In Clio, all function calls and variable declarations happen inside a flow. Simplest form of flow is a flow that starts with some static data and calls a single function with no arguments. Let's write a simple hello world program together.

'hello world' -> print

Strings are defined by single-quotes, whether they're single line or not. -> is the pipe operator, and print is the function we're calling. If you run the above program you should see hello world printed in the console.
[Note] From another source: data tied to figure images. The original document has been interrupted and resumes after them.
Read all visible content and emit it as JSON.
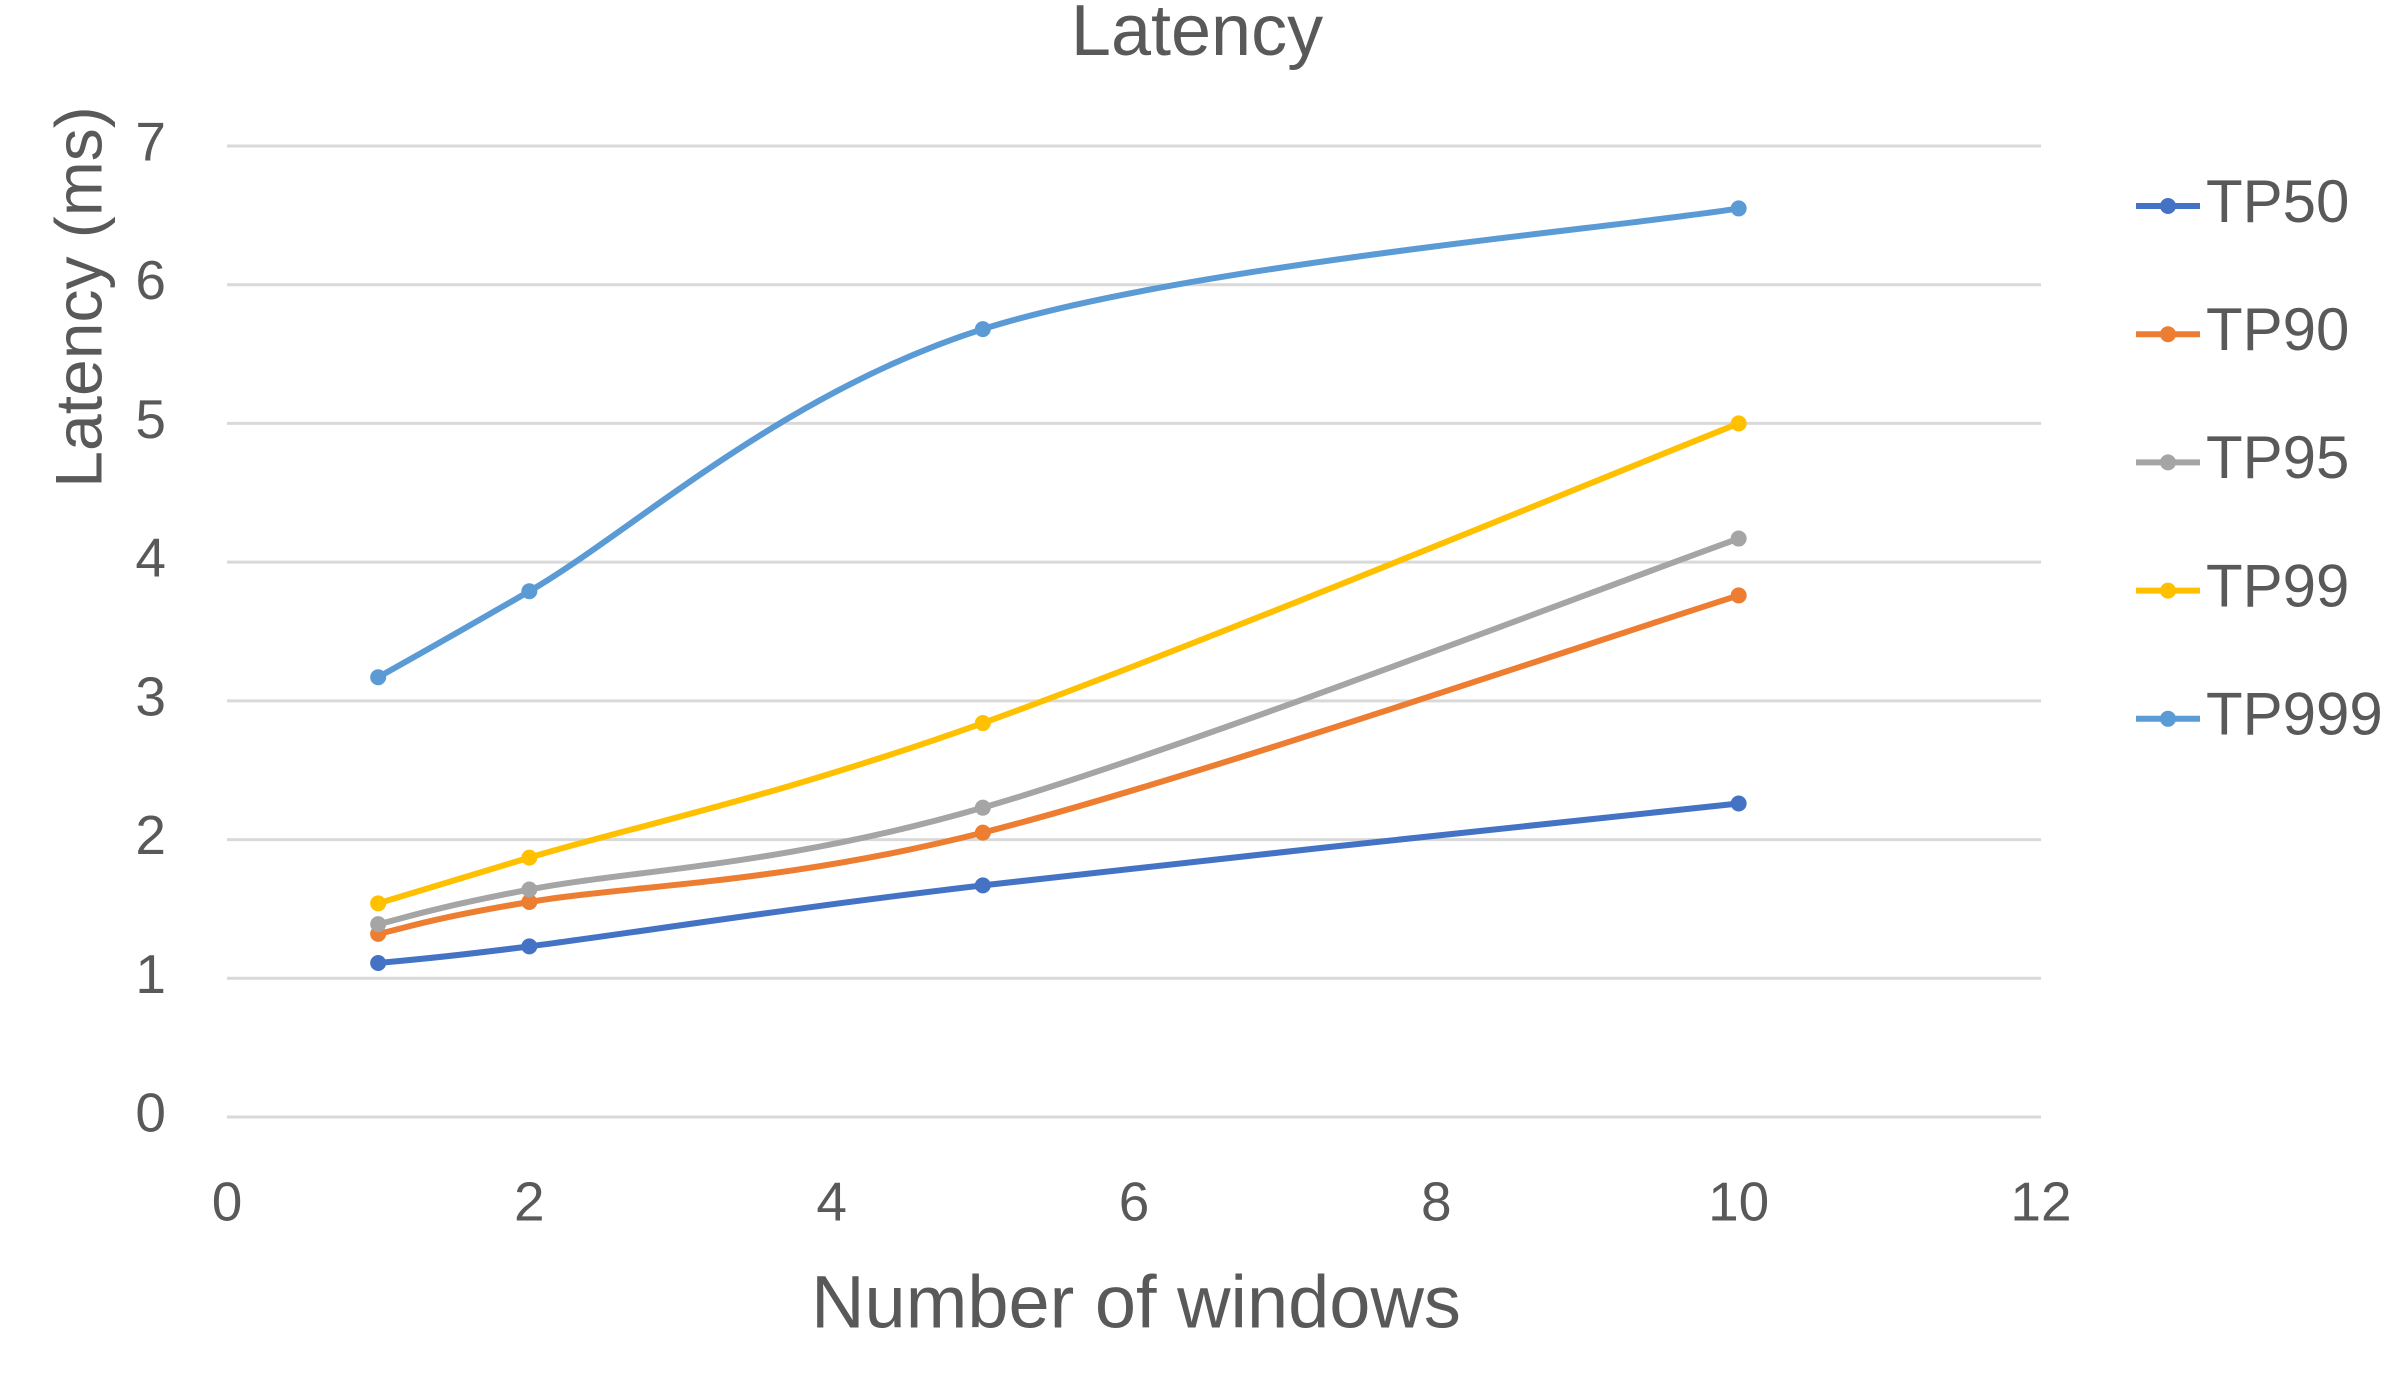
{
  "chart_data": {
    "type": "line",
    "title": "Latency",
    "x_label": "Number of windows",
    "y_label": "Latency  (ms)",
    "x": [
      1,
      2,
      5,
      10
    ],
    "series": [
      {
        "name": "TP50",
        "color": "#4472c4",
        "values": [
          1.11,
          1.23,
          1.67,
          2.26
        ]
      },
      {
        "name": "TP90",
        "color": "#ed7d31",
        "values": [
          1.32,
          1.55,
          2.05,
          3.76
        ]
      },
      {
        "name": "TP95",
        "color": "#a5a5a5",
        "values": [
          1.39,
          1.64,
          2.23,
          4.17
        ]
      },
      {
        "name": "TP99",
        "color": "#ffc000",
        "values": [
          1.54,
          1.87,
          2.84,
          5.0
        ]
      },
      {
        "name": "TP999",
        "color": "#5b9bd5",
        "values": [
          3.17,
          3.79,
          5.68,
          6.55
        ]
      }
    ],
    "xlim": [
      0,
      12
    ],
    "xticks": [
      0,
      2,
      4,
      6,
      8,
      10,
      12
    ],
    "ylim": [
      0,
      7
    ],
    "yticks": [
      0,
      1,
      2,
      3,
      4,
      5,
      6,
      7
    ],
    "grid": true,
    "smooth": true,
    "legend": "right"
  }
}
Assignments and variable declarations also happen in a flow, for example in the above example if we want to put our string in a variable, and then print it, we can write:

'hello world' => message
message -> print

As you see, we use => to assign to a variable to declare a new one. Lets move to a more complicated example, lets learn how to pass extra arguments to functions. This is possible in two ways, first one is done like this:

'hello' 'world' -> print

This is simple, but it's not that convenient to use, for example when we want to chain functions and add extra argument to the next one. The second way can is done like this:

`hello` -> print 'world'

Data is always passed as first argument to the function you call, although this behaviour can be changed using a specific symbol, but we're going to skip this for now. Let's learn how to chain the functions together, let's print an uppercase hello world!

`hello world` -> upper -> print

As you can see, result of a function call can be piped to more functions to create a chain. Here the order of execution is from left to right, as opposed to languages that use braces for function calls, in those languages the order is from inner to outer which leads to confusion and makes the code less readable.

Although there's more about flows to learn, but we will skip them for now.